Przymorze Wielkie i Matarnia. Dlaczego zagłosowali [OPIS]

Udało się! Mieszkańcy Przymorza Wielkiego i Matarni wybrali - sami dla siebie - lokalnych gospodarzy. Tym samym dołączyli do 30 innych dzielnic Gdańska, które już mogą pochwalić się swoimi małymi samorządami.
06.06.2016
Więcej artykułów poświęconych Gdańskowi znajdziesz na stronie głównej gdansk.pl

Osiem procent mieszkańców zagłosowało za powstaniem Rady Dzielnicy na Przymorzu Wielkim.

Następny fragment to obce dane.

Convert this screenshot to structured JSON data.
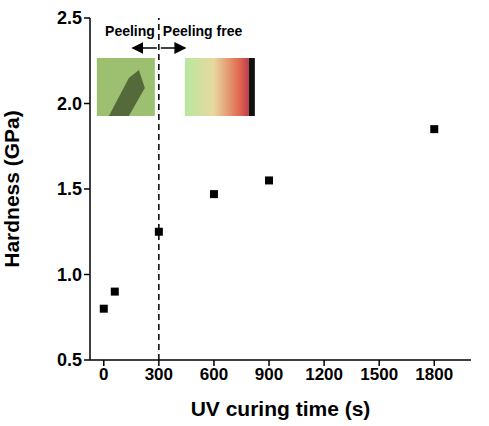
{
  "chart_data": {
    "type": "scatter",
    "x_label": "UV curing time (s)",
    "y_label": "Hardness (GPa)",
    "x": [
      0,
      60,
      300,
      600,
      900,
      1800
    ],
    "values": [
      0.8,
      0.9,
      1.25,
      1.47,
      1.55,
      1.85
    ],
    "color": "#000000",
    "marker": "square",
    "xlim": [
      -75,
      2000
    ],
    "xticks": [
      0,
      300,
      600,
      900,
      1200,
      1500,
      1800
    ],
    "ylim": [
      0.5,
      2.5
    ],
    "yticks": [
      0.5,
      {
        "value": 1,
        "label": "1.0"
      },
      1.5,
      {
        "value": 2,
        "label": "2.0"
      },
      2.5
    ],
    "grid": false,
    "divider_x": 300,
    "divider_line_style": "dashed",
    "annotations": [
      {
        "text": "Peeling"
      },
      {
        "text": "Peeling free"
      }
    ]
  }
}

W niedzielę, 5 czerwca, po raz pierwszy w historii miasta, odbyły się wybory do Rad Dzielnic Przymorze Wielkie i Matarnia. Zdecydowanie chętniej do urn wyborczych poszli mieszkańcy Matarni. Frekwencja wyniosła tu 17 proc. Na Przymorzu Wielkim, w lokalach wyborczych również pojawiło się sporo osób, ale swój głos oddało 8 proc. osób uprawnionych do głosowania.

W niedzielny wieczór radości przyszłych radnych nie było końca. Aktywiści z Przymorza Wielkiego spędzali ten czas wspólnie, w jednej z kawiarń Przymorza.

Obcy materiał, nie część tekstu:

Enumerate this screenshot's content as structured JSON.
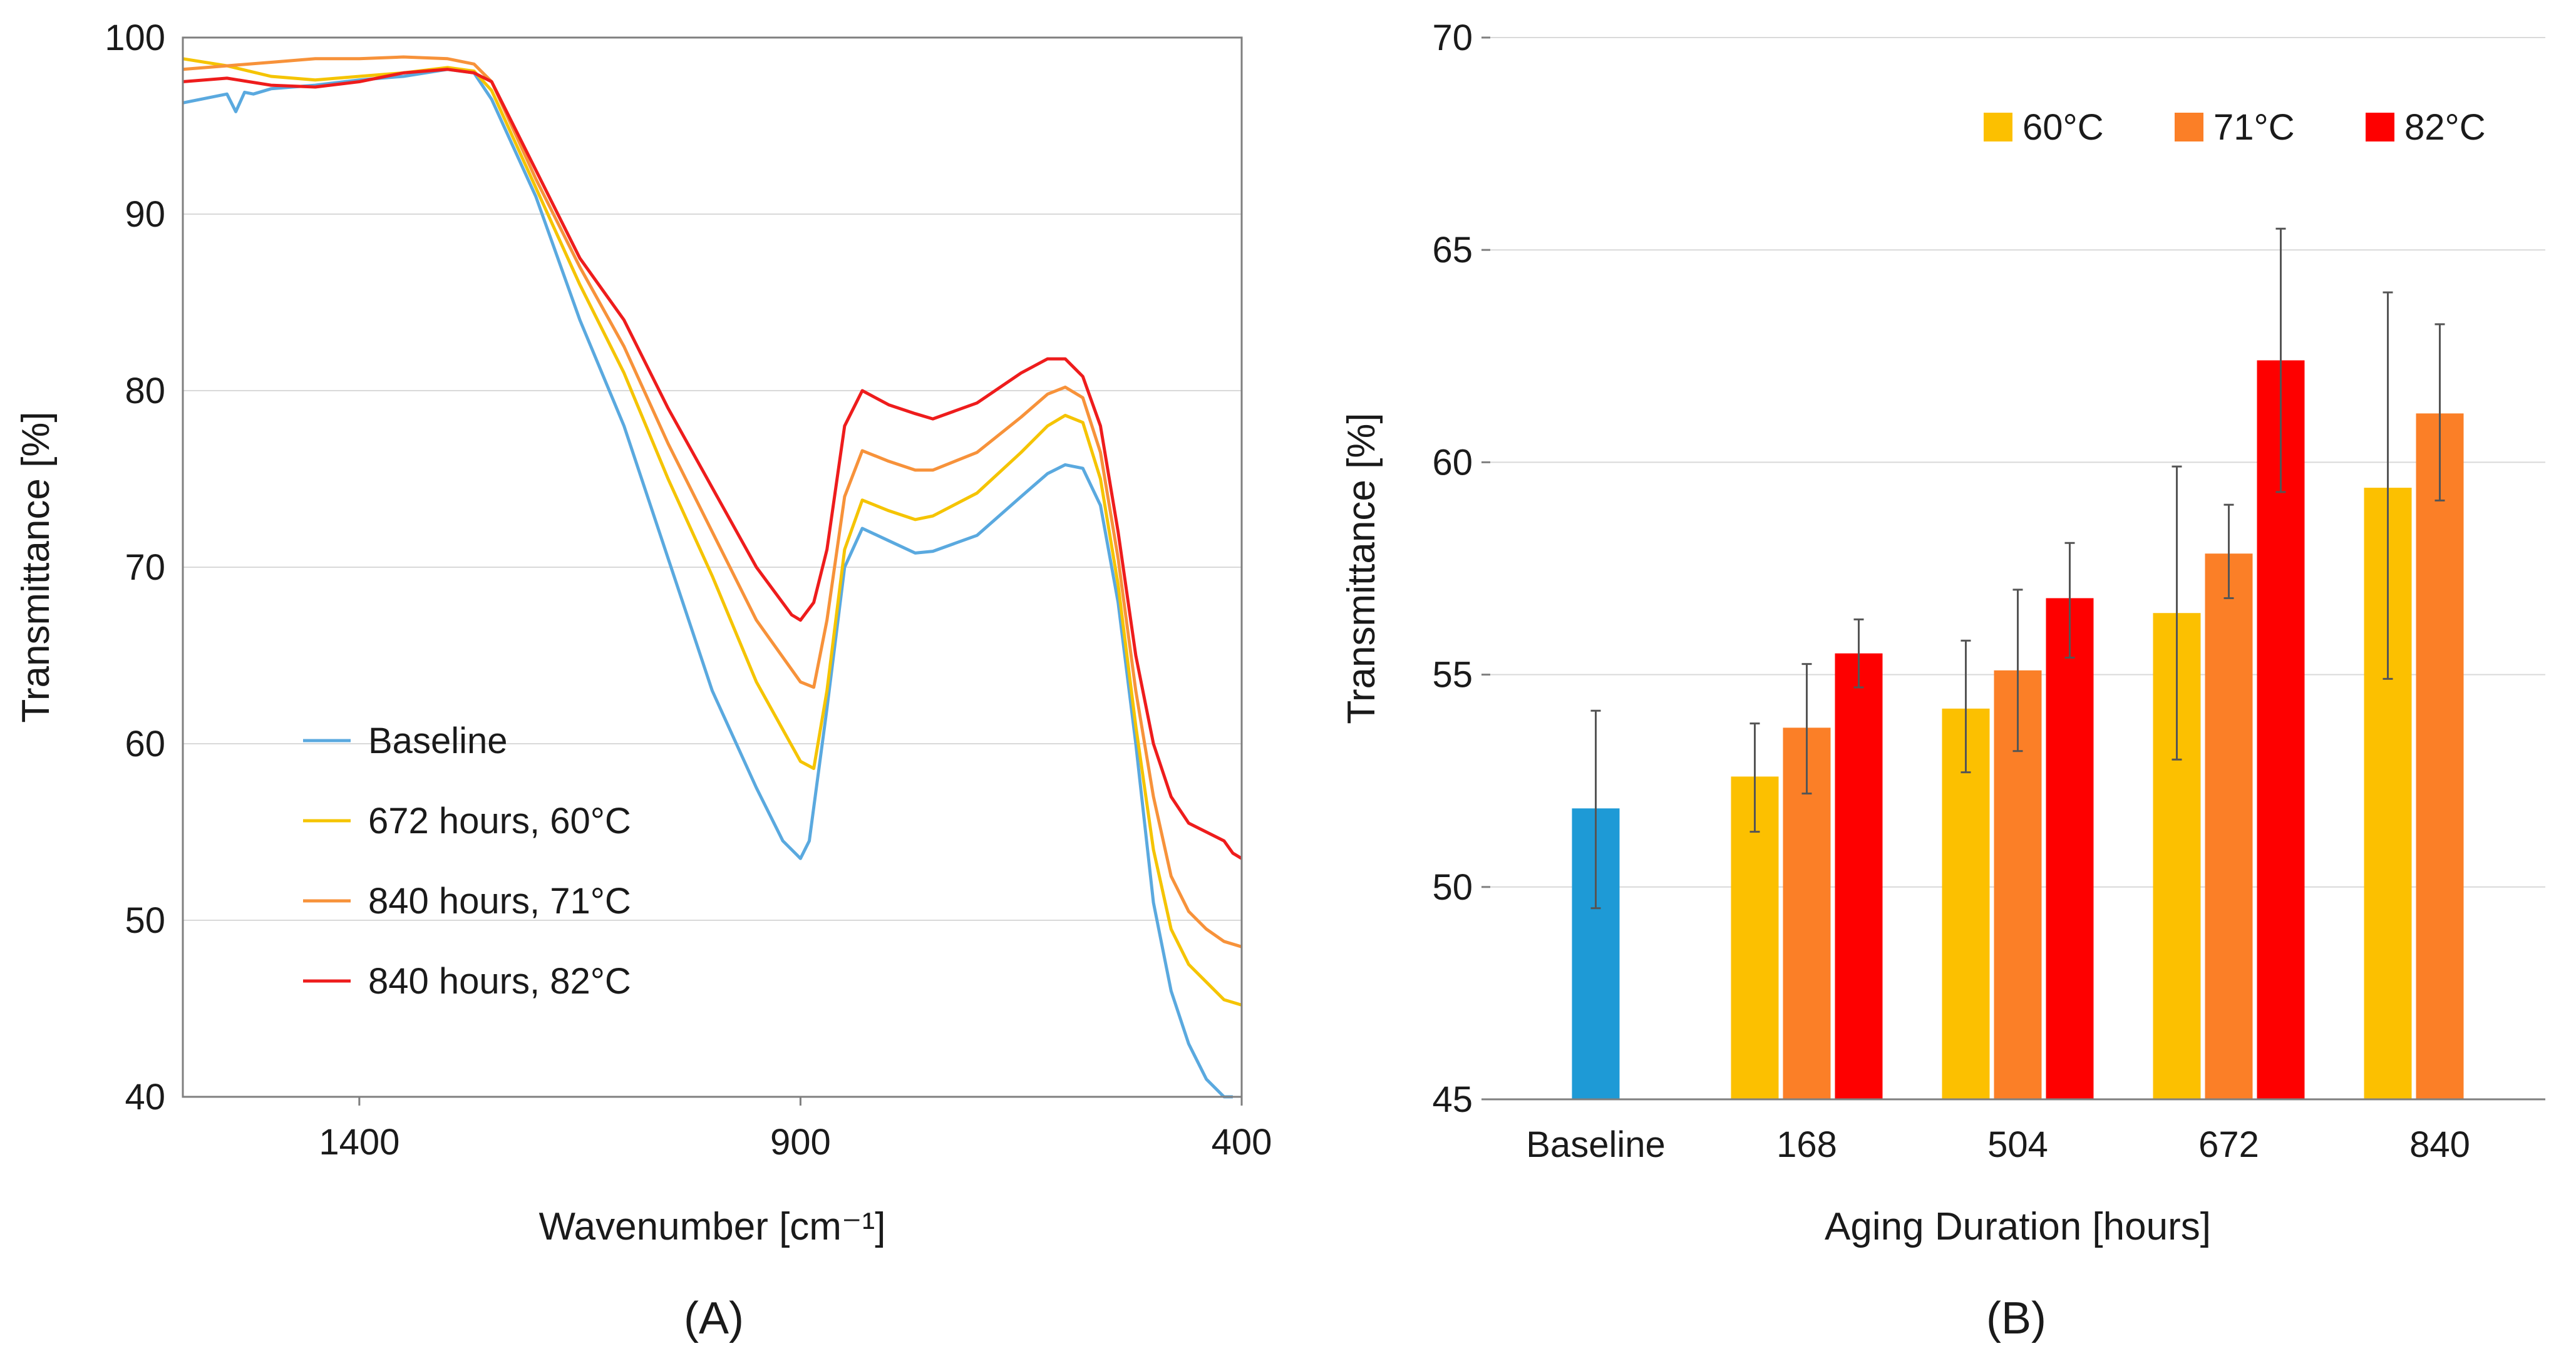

- Udało się i to jest dla nas najważniejsze. Jesteśmy szczęśliwi. 22 miesiące pracy nie poszło na marne - cieszy się Krzysztof Skrzypski, aktywista miejski i kandydat do Rady Dzielnicy Przymorze Wielkie. - Podkreślić jednak trzeba, że jest to sukces przede wszystkim mieszkańców, którzy poszli na wybory.

Skrzypski zdradził, że pierwszym zadaniem dla powstającej Rady będzie montaż tablic informacyjnych.

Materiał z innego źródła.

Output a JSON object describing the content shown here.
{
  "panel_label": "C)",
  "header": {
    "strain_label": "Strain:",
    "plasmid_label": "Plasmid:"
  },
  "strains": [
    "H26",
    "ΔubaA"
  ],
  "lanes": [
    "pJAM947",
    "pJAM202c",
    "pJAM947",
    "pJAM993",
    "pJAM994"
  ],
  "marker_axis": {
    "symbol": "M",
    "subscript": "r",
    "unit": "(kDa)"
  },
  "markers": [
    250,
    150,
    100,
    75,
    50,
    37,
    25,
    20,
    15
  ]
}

- W trakcie prowadzonej przez nas kampanii okazało się, że większość mieszkańców dzielnicy to osoby w wieku średnio 50 - 60 lat. Nie wszyscy używają internetu, więc brakuje im informacji o tym co się dzieje w dzielnicy i gdzie - przyznał Skrzypski.

Świetna frekwencja w wyborach na Matarni. Aż 17 proc!

W Matarni też były powody do radości. - Nie ukrywam, jestem zaskoczony tak wysoką frekwencją. To naprawdę świetny wynik – podkreśla Daniel Kossakowski, kandydat do Rady Dzielnicy Matarnia. - Pierwszym krokiem, jaki wykona Rada, będzie zapewne kontakt z mieszkańcami, dotarcie do nich i poznanie ich oczekiwań.

Rada Dzielnicy Matarnia będzie liczyła 15 członków (zgłosiło się 27 kandydatów), a ta na Przymorzu Wielkim - 21 radnych (zarejestrowało się 23 chętnych).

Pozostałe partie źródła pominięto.